The results from the bank, the first of the big Canadian financial institutions to report its earnings for the quarter, surpassed analyst expectations, but growth was muted in most divisions and included a decrease in profits in a number of areas.
BMO said its earnings were equivalent to $1.34 per share, above the $745 million or $1.26 per share in profit it reported a year ago.
Adjusted earnings were $1.35 per share, four cents ahead of analyst expectations collected by Thomson Reuters.
Provisions for credit losses were $145 million, a decrease of $104 million, as a lower number of its clients missed loan payments.
"We continue to see the benefit from investments in customer experience contributing to top-line growth and customer loyalty," said president and CEO Bill Downe.
"As we see the signs of a business-led recovery in both Canada and the United States, we believe that banks like ours have a unique institutional responsibility to play in that recovery."
Quarterly revenue increased to $3.21 billion, below expectations of $3.25 billion but ahead of the $3.04 billion reported a year earlier.
In its Canadian personal and commercial banking division, BMO reported a profit increase of 1.7 per cent to $401 million from $394 million.
The U.S. division posted US$43 million in profit, down 2.8 per cent from $45 million on higher loan losses.
"Our consistent approach to lending, in good times and more challenging times, continues to pay off with ongoing strength in (Canadian personal and commercial loans) balances and market share, while maintaining our disciplined approach to risk management," Downe added.
Insurance profits slipped to $1 million from $43 million, affected by an after-tax charge of $47 million on higher claims from its reinsurance business due to the earthquakes in New Zealand and Japan.
The bank kept its quarterly dividend steady at 70 cents per share.
In its capital markets division, profits slipped 9.4 per cent to $235 million, affected by lower trading revenues. BMO noted that the division is experiencing higher merger and acquisition as well as debt underwriting activity this year.
Barclays Capital analyst John Aiken said he considered the quarterly results "solid," with high-quality earnings overall.

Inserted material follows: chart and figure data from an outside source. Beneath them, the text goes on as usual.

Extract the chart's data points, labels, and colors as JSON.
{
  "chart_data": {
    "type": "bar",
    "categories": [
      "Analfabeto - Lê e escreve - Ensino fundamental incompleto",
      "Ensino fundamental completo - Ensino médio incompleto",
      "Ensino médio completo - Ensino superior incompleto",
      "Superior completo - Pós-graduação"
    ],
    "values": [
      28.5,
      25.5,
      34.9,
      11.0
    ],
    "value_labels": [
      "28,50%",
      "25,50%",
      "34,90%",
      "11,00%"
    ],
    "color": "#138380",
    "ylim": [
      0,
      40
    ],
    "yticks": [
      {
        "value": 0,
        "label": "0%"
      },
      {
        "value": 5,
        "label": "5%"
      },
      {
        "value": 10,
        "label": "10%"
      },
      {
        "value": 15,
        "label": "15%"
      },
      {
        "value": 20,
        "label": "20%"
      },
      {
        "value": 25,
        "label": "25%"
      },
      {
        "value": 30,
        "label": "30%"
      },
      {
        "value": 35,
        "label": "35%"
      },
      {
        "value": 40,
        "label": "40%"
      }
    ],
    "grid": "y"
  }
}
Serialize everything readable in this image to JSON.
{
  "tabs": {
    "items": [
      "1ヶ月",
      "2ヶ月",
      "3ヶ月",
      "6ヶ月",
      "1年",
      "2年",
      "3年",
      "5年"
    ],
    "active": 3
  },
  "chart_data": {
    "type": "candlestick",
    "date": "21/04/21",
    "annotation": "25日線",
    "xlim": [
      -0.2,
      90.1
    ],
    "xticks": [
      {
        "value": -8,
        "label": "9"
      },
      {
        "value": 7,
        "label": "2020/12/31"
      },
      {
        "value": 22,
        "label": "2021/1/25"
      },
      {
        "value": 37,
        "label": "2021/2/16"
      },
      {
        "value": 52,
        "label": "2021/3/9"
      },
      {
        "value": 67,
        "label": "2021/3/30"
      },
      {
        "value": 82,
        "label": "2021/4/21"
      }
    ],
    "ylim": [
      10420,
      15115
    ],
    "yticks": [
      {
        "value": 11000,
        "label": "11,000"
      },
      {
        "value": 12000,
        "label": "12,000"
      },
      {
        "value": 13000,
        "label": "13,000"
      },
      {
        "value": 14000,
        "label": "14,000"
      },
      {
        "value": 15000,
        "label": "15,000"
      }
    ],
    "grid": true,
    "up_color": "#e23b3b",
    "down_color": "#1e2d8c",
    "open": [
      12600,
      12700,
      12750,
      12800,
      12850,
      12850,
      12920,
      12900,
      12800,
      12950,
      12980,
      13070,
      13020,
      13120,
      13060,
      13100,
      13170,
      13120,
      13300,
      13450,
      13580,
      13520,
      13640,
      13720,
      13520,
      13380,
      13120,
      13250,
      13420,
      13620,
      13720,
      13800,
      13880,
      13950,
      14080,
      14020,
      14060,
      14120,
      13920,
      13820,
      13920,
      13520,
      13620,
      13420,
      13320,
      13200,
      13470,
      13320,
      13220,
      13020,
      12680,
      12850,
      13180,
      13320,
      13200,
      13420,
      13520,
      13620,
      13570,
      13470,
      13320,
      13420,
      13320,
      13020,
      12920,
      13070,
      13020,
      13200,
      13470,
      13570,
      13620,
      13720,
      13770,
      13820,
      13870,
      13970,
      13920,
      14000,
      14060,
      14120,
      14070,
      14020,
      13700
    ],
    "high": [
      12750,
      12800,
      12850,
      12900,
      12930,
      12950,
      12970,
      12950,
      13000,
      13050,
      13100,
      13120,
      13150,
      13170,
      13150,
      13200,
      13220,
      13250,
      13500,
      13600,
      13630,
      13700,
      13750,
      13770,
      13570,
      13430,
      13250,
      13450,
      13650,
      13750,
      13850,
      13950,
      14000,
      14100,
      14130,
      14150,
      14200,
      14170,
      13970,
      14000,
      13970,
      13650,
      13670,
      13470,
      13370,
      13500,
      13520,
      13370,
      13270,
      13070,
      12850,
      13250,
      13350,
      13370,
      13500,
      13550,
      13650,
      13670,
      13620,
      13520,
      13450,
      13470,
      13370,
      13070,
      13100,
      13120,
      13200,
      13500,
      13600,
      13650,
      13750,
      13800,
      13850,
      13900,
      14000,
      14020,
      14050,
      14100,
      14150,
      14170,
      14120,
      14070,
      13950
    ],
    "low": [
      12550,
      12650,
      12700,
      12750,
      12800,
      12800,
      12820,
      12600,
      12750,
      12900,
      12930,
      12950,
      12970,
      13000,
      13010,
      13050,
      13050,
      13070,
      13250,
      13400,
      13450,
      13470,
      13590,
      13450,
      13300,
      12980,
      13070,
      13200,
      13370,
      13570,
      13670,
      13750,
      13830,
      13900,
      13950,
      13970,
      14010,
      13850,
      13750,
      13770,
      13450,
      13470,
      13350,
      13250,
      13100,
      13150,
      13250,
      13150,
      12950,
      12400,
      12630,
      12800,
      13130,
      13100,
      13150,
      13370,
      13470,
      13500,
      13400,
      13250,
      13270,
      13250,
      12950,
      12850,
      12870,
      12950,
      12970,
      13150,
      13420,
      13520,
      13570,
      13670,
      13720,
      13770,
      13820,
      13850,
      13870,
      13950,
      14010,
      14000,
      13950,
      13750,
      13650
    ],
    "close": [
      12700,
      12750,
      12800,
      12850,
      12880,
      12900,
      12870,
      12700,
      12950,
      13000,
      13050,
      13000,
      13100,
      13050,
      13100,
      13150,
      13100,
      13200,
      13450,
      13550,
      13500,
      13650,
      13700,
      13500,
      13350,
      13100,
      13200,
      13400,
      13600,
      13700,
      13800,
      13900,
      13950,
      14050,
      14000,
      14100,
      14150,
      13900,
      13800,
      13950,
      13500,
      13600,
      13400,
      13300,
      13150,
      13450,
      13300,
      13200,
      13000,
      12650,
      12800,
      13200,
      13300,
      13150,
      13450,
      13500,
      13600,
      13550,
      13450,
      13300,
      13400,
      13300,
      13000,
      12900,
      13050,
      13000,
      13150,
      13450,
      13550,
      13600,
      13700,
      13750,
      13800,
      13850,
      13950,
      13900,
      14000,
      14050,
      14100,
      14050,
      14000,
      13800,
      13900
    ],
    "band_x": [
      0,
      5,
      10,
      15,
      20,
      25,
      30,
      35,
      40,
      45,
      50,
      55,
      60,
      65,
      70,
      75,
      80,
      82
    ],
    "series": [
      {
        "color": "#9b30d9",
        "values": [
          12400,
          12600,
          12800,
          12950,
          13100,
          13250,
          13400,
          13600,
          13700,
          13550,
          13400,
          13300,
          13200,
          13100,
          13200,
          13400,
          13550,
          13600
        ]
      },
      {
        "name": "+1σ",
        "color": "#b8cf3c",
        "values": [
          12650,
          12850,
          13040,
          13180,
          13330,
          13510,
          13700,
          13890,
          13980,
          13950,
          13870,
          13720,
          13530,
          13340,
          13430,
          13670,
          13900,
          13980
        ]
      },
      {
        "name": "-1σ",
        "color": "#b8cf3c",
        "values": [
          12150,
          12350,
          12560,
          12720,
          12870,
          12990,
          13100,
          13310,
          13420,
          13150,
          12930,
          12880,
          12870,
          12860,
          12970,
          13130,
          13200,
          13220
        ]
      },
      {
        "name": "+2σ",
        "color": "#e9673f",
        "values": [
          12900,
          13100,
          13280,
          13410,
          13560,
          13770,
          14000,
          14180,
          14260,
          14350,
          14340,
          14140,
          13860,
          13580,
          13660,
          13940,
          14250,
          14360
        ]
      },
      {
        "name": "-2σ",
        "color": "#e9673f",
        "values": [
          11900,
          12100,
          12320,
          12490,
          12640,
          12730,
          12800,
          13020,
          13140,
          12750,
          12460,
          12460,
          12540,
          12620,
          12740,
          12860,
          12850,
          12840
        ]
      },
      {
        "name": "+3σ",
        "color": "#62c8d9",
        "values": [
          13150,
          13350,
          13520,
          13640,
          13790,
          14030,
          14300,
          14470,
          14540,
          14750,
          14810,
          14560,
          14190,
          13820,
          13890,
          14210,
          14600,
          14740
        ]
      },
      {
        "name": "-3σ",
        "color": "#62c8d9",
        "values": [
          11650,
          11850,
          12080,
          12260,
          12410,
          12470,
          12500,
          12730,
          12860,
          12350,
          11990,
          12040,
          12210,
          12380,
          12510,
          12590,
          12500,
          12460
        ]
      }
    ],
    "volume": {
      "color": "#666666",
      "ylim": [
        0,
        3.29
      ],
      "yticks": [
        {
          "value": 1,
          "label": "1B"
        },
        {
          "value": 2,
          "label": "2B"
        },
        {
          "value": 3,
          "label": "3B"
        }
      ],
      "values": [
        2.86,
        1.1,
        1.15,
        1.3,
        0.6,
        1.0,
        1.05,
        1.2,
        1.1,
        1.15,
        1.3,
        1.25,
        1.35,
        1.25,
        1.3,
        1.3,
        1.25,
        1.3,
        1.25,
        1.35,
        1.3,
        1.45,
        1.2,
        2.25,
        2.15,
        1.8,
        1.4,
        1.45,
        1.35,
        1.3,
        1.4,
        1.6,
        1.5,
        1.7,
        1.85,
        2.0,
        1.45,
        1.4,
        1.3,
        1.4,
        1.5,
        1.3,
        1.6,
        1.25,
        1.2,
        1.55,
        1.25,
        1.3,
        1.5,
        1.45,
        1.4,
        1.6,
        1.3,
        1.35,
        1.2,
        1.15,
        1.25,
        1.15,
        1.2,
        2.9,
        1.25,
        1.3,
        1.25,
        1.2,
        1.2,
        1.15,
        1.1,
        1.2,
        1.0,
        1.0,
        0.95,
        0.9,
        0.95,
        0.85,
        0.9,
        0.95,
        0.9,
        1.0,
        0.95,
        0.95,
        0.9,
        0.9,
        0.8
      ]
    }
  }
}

"Improving credit quality within Canada was much stronger than we had anticipated and led to the significantly lower provisions than we had forecast," he wrote in a note.
Aiken also said "BMO did show improvements in its U.S. credit, which could bode well for TD Bank and Royal Bank, and potentially Scotiabank, each of which have sizable credit portfolios south of the border."
Bank of Montreal has more than 38,000 employees across its North American operations, which include retail banking, wealth management and investment banking, as well as its Chicago-based Harris Bank subsidiary.
Harris Bank has more than 300 branches in Illinois, Indiana and Wisconsin as well as locations in Arizona, California, Florida, Georgia, New York, New Jersey, Texas, Virginia and Washington.
Shares of BMO were up 38 cents at $61.88 in midday trading Wednesday on the Toronto Stock Exchange.